A la veille de la célébration du 1er Novembre, le président de l’Association nationale du Malg a fait une curieuse sortie qui incite à moult interrogations.
Le projet de loi criminalisant le colonialisme en Algérie «ne trouve pas de fondement juridique», «de soutien législatif» et son «application est illusoire». C’est en ces termes que Daho Ould Kablia a qualifié l’initiative des 125 députés porteurs d’un projet de loi criminalisant le colonialisme.
A la veille de la célébration du 56e anniversaire du 1er Novembre 1954, date chère aux Algériens, le président de l’association des anciens du Ministère de l’Armement et des Liaisons générales (Malg), semble ainsi avoir mis les pieds dans le plat en se prononçant sur une loi, pour le moment au stade de projet. Selon des propos du quotidien arabophone, Ech Chourouk, repris par l’Agence France Presse, M.Ould Kablia précise qu’il s’exprime sous sa casquette de moudjahid et ancien haut combattant de la guerre de Libération nationale. «L’idée aujourd’hui d’une loi criminalisant le colonialisme, initiée par certaines parties, en réponse à des lois françaises, même si elle peut se justifier d’un point de vue moral lié à la mémoire, ne peut, à mon avis, avoir de fondement juridique de soutien du point de vue de la législation pour son application», a ainsi déclaré M.Ould Kablia, au journal arabophone Ech-Chourouk.
Et de qualifier l’application d’une telle loi «d’illusoire». «Si le projet de loi des députés venait à être adopté, il désignerait des responsables: l’Etat français, ses gouvernements successifs, son armée, ses dirigeants politiques et militaires qu’il faudra nommer. C’est ce qui rend son application illusoire», explique-t-il. Hormis ce jugement, M.Ould Kablia n’a apporté ni précisions ni explications à propos de son point de vue. Il aurait été pourtant judicieux d’expliquer aux Algériens, qui fêtaient le 56e anniversaire du déclenchement de la guerre de Libération, le pourquoi de cette irrecevabilité juridique.
Sans remettre en cause, ni commenter la réponse du ministre de l’Intérieur, ce dernier aurait sans doute enrichi le débat portant sur la criminalisation de la colonisation. Certes, M.Ould Kablia s’exprime en tant qu’ancien membre du Malg, selon la même source, mais son intervention peut, sous certains aspects, traduire la position du gouvernement dont il est membre.
Dans ce cas, il appartient au ministre de la Justice, garde des Sceaux, Tayeb Belaïz, d’apporter de telles précisions. Des explications qui peuvent être fournies, aussi bien par le Premier ministre, Ahmed Ouyahia, ou encore le premier magistrat du pays, le président de la République, Abdelaziz Bouteflika.
Il y a lieu donc de s’interroger sur le pourquoi de cette sortie alors que le pays se préparait à commémorer le 1er Novembre à travers de nombreuses festivités organisées à travers tout le territoire national.

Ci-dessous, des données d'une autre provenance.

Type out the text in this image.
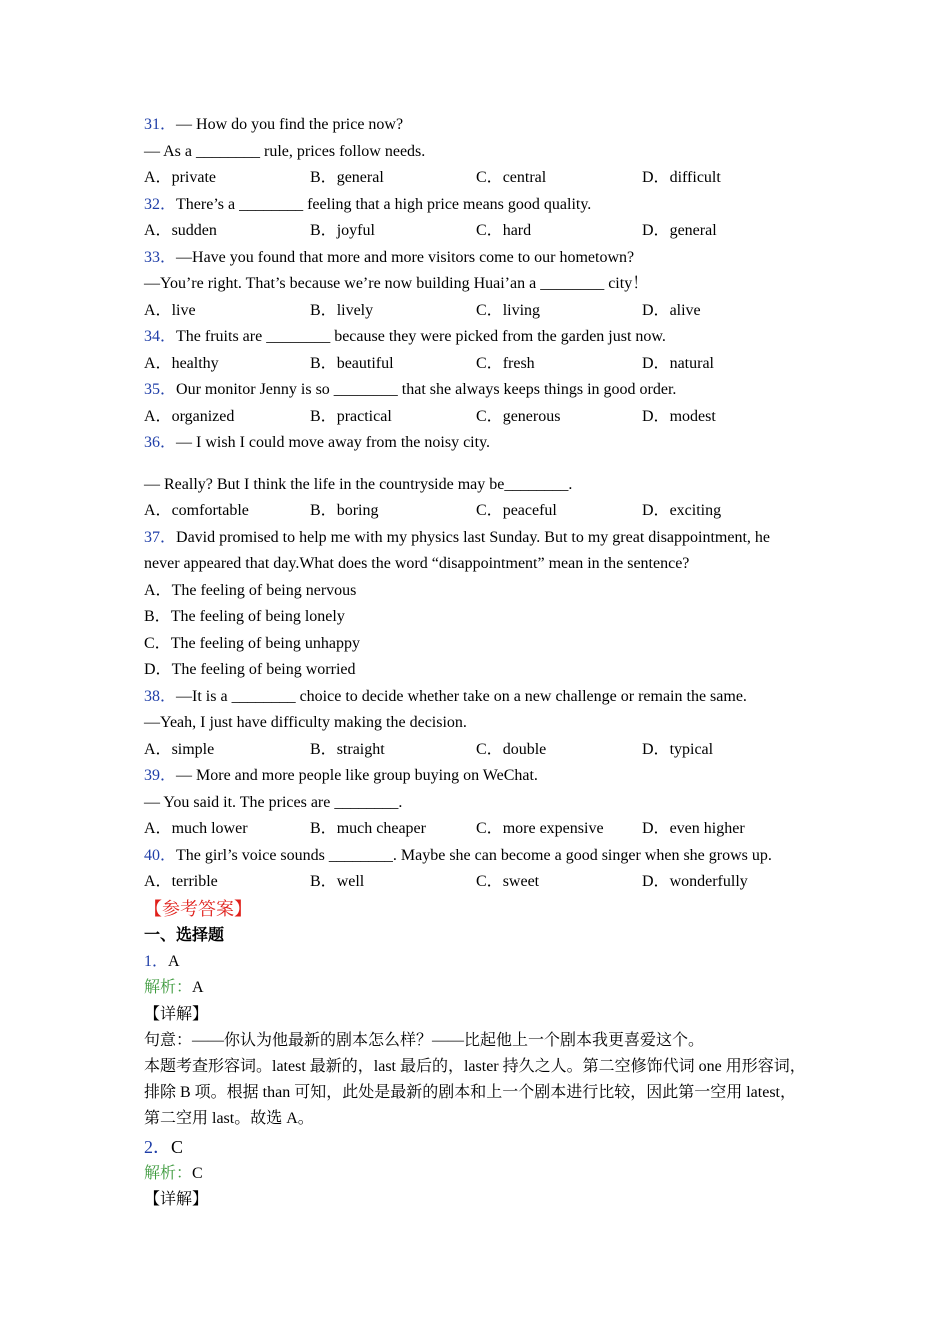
31．— How do you find the price now?
— As a ________ rule, prices follow needs.
A．private	B．general	C．central	D．difficult
32．There’s a ________ feeling that a high price means good quality.
A．sudden	B．joyful	C．hard	D．general
33．—Have you found that more and more visitors come to our hometown?
—You’re right. That’s because we’re now building Huai’an a ________ city！
A．live	B．lively	C．living	D．alive
34．The fruits are ________ because they were picked from the garden just now.
A．healthy	B．beautiful	C．fresh	D．natural
35．Our monitor Jenny is so ________ that she always keeps things in good order.
A．organized	B．practical	C．generous	D．modest
36．— I wish I could move away from the noisy city.
— Really? But I think the life in the countryside may be________.
A．comfortable	B．boring	C．peaceful	D．exciting
37．David promised to help me with my physics last Sunday. But to my great disappointment, he
never appeared that day.What does the word “disappointment” mean in the sentence?
A．The feeling of being nervous
B．The feeling of being lonely
C．The feeling of being unhappy
D．The feeling of being worried
38．—It is a ________ choice to decide whether take on a new challenge or remain the same.
—Yeah, I just have difficulty making the decision.
A．simple	B．straight	C．double	D．typical
39．— More and more people like group buying on WeChat.
— You said it. The prices are ________.
A．much lower	B．much cheaper	C．more expensive	D．even higher
40．The girl’s voice sounds ________. Maybe she can become a good singer when she grows up.
A．terrible	B．well	C．sweet	D．wonderfully
【参考答案】
一、选择题
1．A
解析：A
【详解】
句意：——你认为他最新的剧本怎么样？——比起他上一个剧本我更喜爱这个。
本题考查形容词。latest 最新的，last 最后的，laster 持久之人。第二空修饰代词 one 用形容词，排除 B 项。根据 than 可知，此处是最新的剧本和上一个剧本进行比较，因此第一空用 latest，第二空用 last。故选 A。
2．C
解析：C
【详解】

Selon des observateurs, les déclarations du patron de renseignement de l’Armée de libération nationale (ALN) se justifieraient par un des articles des Accords d’Evian lequel amnistie les actes commis avant 1962».
Or, le droit international prime sur les accords bilatéraux. Le droit international condamne le crimes de génocide, crimes de guerre et autres crimes contre l’humanité. Ces crimes sont, selon le droit international, imprescriptibles. Ce qui veut dire que le temps ne joue pas pour ce qui les concerne, même un siècle après les faits.
De fait, la Loi fondamentale algérienne garantit une couverture pour l’application de cette proposition de loi. L’article 132 de la Constitution stipule en effet que «les traités ratifiés par le président de la République, dans les conditions prévues par la Constitution, sont supérieurs à la loi».
Cela signifie que le droit international, Convention de Genève de 1949 paraphée par l’Algérie en 1963 portant sur les crimes de guerre, crimes contre l’humanité et génocide, sont supérieurs à toute autre loi ou accords bilatéraux ou nationaux. Il devient clair, ainsi, que le droit international est au-dessus des Accords d’Evian.
Ces derniers ne peuvent constituer en aucune manière un frein ou un obstacle pour légiférer sur le crime contre l’humanité ou l’incrimination du colonialisme. Mais le débat, à l’évidence, demeure ouvert, d’autant plus que plusieurs pays qualifient leurs juridictions à connaître de tels crimes ou génocides.